Par NKUY KIMBUNGU Wally-W, chercheur en Sciences Po
Le 4 décembre à Washington, le Président Félix Tshisekedi doit accomplir un acte présenté comme décisif dans la mise en œuvre de l’accord de paix conclu avec le Rwanda. Si ce geste revêt une forte charge politique, il soulève toutefois une interrogation centrale : quelle valeur juridique aura-t-il tant que la République démocratique du Congo n’aura pas procédé à la ratification formelle de l’accord ?
La question n’est pas anodine. Elle renvoie directement au cadre constitutionnel congolais, qui encadre strictement la signature, l’adoption et la mise en vigueur des engagements internationaux.
Signature et ratification : deux niveaux d’engagement
La Constitution congolaise distingue nettement ce que représente la signature d’un traité et ce que signifie sa ratification.
L’article 213 confie au Président de la République la compétence de négocier et de ratifier les traités.
Il précise aussi que le Gouvernement ne peut conclure que des accords qui n’exigent pas de ratification, et seulement après délibération en Conseil des ministres.
L’article 214, quant à lui, est encore plus strict : les traités de paix, les accords engageant les finances publiques, ceux ayant un impact législatif, les conventions relatives aux conflits internationaux ou touchant au territoire national, doivent impérativement être ratifiés par une loi votée par le Parlement.
Toute modification territoriale requiert même un référendum.

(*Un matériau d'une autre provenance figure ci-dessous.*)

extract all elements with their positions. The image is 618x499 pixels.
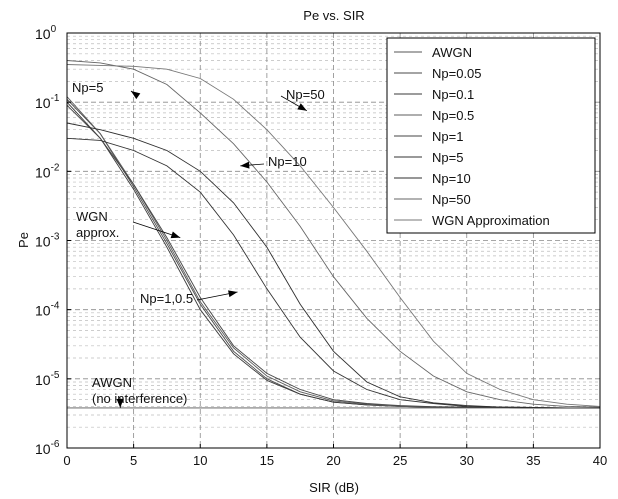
- series-layer: [66, 60, 601, 409]
- annotation-arrowhead: [116, 398, 124, 408]
- annotation-label: (no interference): [92, 391, 187, 406]
- axis-ticks: 0 5 10 15 20 25 30 35 40 100 10-1 10-2 10-3 10-4 10-5 1…: [35, 24, 607, 468]
- y-tick-label: 10-3: [35, 232, 60, 250]
- series-line: [66, 60, 601, 408]
- y-tick-label: 10-2: [35, 162, 60, 180]
- legend-label: Np=0.5: [432, 108, 474, 123]
- annotation-label: Np=10: [268, 154, 307, 169]
- y-tick-label: 100: [35, 24, 57, 42]
- legend: AWGN Np=0.05 Np=0.1 Np=0.5 Np=1 Np=5 Np=10 Np=5…: [386, 37, 596, 234]
- annotation-arrowhead: [297, 103, 307, 111]
- x-tick-label: 30: [460, 453, 474, 468]
- annotation-label: Np=50: [286, 87, 325, 102]
- legend-label: Np=50: [432, 192, 471, 207]
- legend-label: Np=0.1: [432, 87, 474, 102]
- annotation-arrowhead: [170, 231, 181, 239]
- annotation-arrowhead: [130, 91, 141, 100]
- annotation-label: Np=1,0.5: [140, 291, 193, 306]
- series-line: [66, 64, 601, 407]
- legend-label: AWGN: [432, 45, 472, 60]
- y-tick-label: 10-5: [35, 370, 60, 388]
- x-tick-label: 15: [260, 453, 274, 468]
- series-line: [66, 122, 600, 409]
- y-tick-label: 10-1: [35, 93, 60, 111]
- legend-label: WGN Approximation: [432, 213, 550, 228]
- annotation-label: approx.: [76, 225, 119, 240]
- x-axis-label: SIR (dB): [309, 480, 359, 495]
- annotation-label: Np=5: [72, 80, 103, 95]
- legend-label: Np=10: [432, 171, 471, 186]
- chart-title: Pe vs. SIR: [303, 8, 364, 23]
- y-axis-label: Pe: [16, 232, 31, 248]
- x-tick-label: 25: [393, 453, 407, 468]
- annotation-arrowhead: [240, 161, 250, 169]
- legend-label: Np=1: [432, 129, 463, 144]
- annotation-label: WGN: [76, 209, 108, 224]
- y-tick-label: 10-6: [35, 439, 60, 457]
- x-tick-label: 5: [130, 453, 137, 468]
- x-tick-label: 40: [593, 453, 607, 468]
- x-tick-label: 35: [526, 453, 540, 468]
- legend-label: Np=5: [432, 150, 463, 165]
- y-tick-label: 10-4: [35, 301, 60, 319]
- x-tick-label: 10: [193, 453, 207, 468]
- annotation-label: AWGN: [92, 375, 132, 390]
- annotation-arrowhead: [228, 290, 238, 298]
- x-tick-label: 20: [326, 453, 340, 468]
- legend-label: Np=0.05: [432, 66, 482, 81]
- x-tick-label: 0: [63, 453, 70, 468]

Autrement dit, l’accord signé en juin ne peut produire d’effets juridiques internes qu’après son adoption par les deux chambres du Parlement. Sans cette étape, il demeure un engagement politique non contraignant.
Sur le plan du droit international également, la signature a une portée limitée : elle manifeste une intention, mais elle ne crée pas d’obligations juridiques lorsque la ratification est requise. C’est la ratification qui fait entrer l’État dans un engagement définitif vis-à-vis de ses partenaires et de son propre ordre juridique.

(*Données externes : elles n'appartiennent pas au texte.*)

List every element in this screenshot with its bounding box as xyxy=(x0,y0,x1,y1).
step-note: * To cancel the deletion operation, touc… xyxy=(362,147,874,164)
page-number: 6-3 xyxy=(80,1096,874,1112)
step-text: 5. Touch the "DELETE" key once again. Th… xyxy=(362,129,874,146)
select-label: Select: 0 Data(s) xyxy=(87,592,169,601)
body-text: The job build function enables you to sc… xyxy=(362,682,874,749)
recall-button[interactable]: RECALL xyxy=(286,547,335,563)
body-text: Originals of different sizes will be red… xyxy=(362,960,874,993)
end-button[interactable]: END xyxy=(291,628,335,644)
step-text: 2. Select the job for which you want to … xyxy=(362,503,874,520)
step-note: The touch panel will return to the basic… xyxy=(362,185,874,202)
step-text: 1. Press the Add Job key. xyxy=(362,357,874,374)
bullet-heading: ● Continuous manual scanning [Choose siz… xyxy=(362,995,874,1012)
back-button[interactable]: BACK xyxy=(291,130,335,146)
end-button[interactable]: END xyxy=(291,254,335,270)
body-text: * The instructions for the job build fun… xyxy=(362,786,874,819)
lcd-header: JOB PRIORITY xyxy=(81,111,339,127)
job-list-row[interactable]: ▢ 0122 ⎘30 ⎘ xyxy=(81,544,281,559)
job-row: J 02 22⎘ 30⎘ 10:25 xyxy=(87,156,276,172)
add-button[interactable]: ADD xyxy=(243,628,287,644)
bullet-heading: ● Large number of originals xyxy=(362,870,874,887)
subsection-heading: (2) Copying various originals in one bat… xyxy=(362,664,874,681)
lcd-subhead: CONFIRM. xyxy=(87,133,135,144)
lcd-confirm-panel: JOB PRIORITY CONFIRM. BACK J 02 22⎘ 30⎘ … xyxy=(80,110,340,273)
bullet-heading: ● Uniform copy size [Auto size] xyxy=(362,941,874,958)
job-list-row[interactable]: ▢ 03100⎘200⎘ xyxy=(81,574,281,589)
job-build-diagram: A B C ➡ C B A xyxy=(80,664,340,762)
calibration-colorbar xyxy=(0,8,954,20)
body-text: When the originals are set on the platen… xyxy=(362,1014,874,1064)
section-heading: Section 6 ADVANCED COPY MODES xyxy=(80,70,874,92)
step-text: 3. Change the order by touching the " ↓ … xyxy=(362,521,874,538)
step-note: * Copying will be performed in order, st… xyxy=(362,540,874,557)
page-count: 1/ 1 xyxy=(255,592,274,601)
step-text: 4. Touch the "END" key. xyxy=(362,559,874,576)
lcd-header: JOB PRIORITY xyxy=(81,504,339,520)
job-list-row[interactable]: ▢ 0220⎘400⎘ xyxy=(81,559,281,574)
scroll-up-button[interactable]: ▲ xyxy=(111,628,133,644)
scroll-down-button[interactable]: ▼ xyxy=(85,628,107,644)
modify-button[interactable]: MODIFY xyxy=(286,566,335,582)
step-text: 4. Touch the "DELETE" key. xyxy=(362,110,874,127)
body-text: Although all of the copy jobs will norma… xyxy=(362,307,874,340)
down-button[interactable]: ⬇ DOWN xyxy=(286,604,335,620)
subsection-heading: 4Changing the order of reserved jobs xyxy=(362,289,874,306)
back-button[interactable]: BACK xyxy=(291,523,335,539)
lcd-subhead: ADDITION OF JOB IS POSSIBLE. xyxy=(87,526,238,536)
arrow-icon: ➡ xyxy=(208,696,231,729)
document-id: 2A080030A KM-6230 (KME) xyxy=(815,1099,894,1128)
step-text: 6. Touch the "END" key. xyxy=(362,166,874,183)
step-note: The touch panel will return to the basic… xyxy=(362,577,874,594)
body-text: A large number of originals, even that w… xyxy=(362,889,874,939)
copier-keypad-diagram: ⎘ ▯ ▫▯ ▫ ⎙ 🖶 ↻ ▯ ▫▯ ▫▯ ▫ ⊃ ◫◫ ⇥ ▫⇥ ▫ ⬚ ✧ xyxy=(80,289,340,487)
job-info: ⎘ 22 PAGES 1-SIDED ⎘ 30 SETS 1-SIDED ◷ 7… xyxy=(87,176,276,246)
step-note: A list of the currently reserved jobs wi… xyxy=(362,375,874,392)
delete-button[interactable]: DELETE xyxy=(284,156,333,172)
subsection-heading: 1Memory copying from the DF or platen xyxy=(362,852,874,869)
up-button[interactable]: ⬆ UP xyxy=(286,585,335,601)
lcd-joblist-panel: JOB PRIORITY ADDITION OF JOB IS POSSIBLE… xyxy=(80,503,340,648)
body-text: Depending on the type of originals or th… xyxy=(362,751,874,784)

Ainsi, l’acte annoncé du 4 décembre s’apparente davantage à un signal diplomatique — un marqueur de volonté politique — qu’à une obligation opposable à l’État congolais.
Une asymétrie avec le Rwanda
La situation devient d’autant plus délicate que le Rwanda, de son côté, a déjà franchi l’étape parlementaire. Son Parlement a autorisé la ratification, plaçant Kigali dans une position juridique plus avancée.
La RDC, en revanche, se trouve dans une zone d’incertitude juridique et institutionnelle. Cette asymétrie crée plusieurs vulnérabilités :
- des contestations constitutionnelles possibles ;
- une absence de base légale pour appliquer certaines clauses de l’accord ;
- un écart entre l’engagement politique affiché et la capacité réelle d’exécution.
Tant que la loi de ratification n’aura pas été adoptée, le texte restera exposé à une fragilité institutionnelle, susceptible d’affaiblir l’équilibre recherché dans le processus de paix.
Un geste fort… mais encore insuffisant
L’acte du 4 décembre aura sans aucun doute une importante dimension symbolique. Il réaffirmera la volonté du Président Tshisekedi d’avancer dans la voie du dialogue, tout en rassurant les partenaires internationaux impliqués dans la médiation.
Cependant, la symbolique ne peut se substituer à la procédure constitutionnelle.
Seule la ratification parlementaire permettra à l’accord de s’inscrire pleinement dans la légalité congolaise et d’être mis en œuvre sans risque de contestation.
Pour une paix durable, l’ancrage juridique est essentiel
Dans un pays meurtri par des décennies de conflits à l’Est, les populations attendent plus que des annonces ou des gestes diplomatiques. Elles aspirent à des garanties tangibles : sécurité durable, fin du soutien aux groupes armés, retour des déplacés, restauration de l’autorité de l’État.
Pour que l’accord de Washington devienne un instrument pérenne de pacification, il doit sortir du registre de l’intention et s’ancrer pleinement dans le droit. La ratification par le Parlement congolais sera l’étape déterminante pour transformer un signal politique en engagement juridique solide.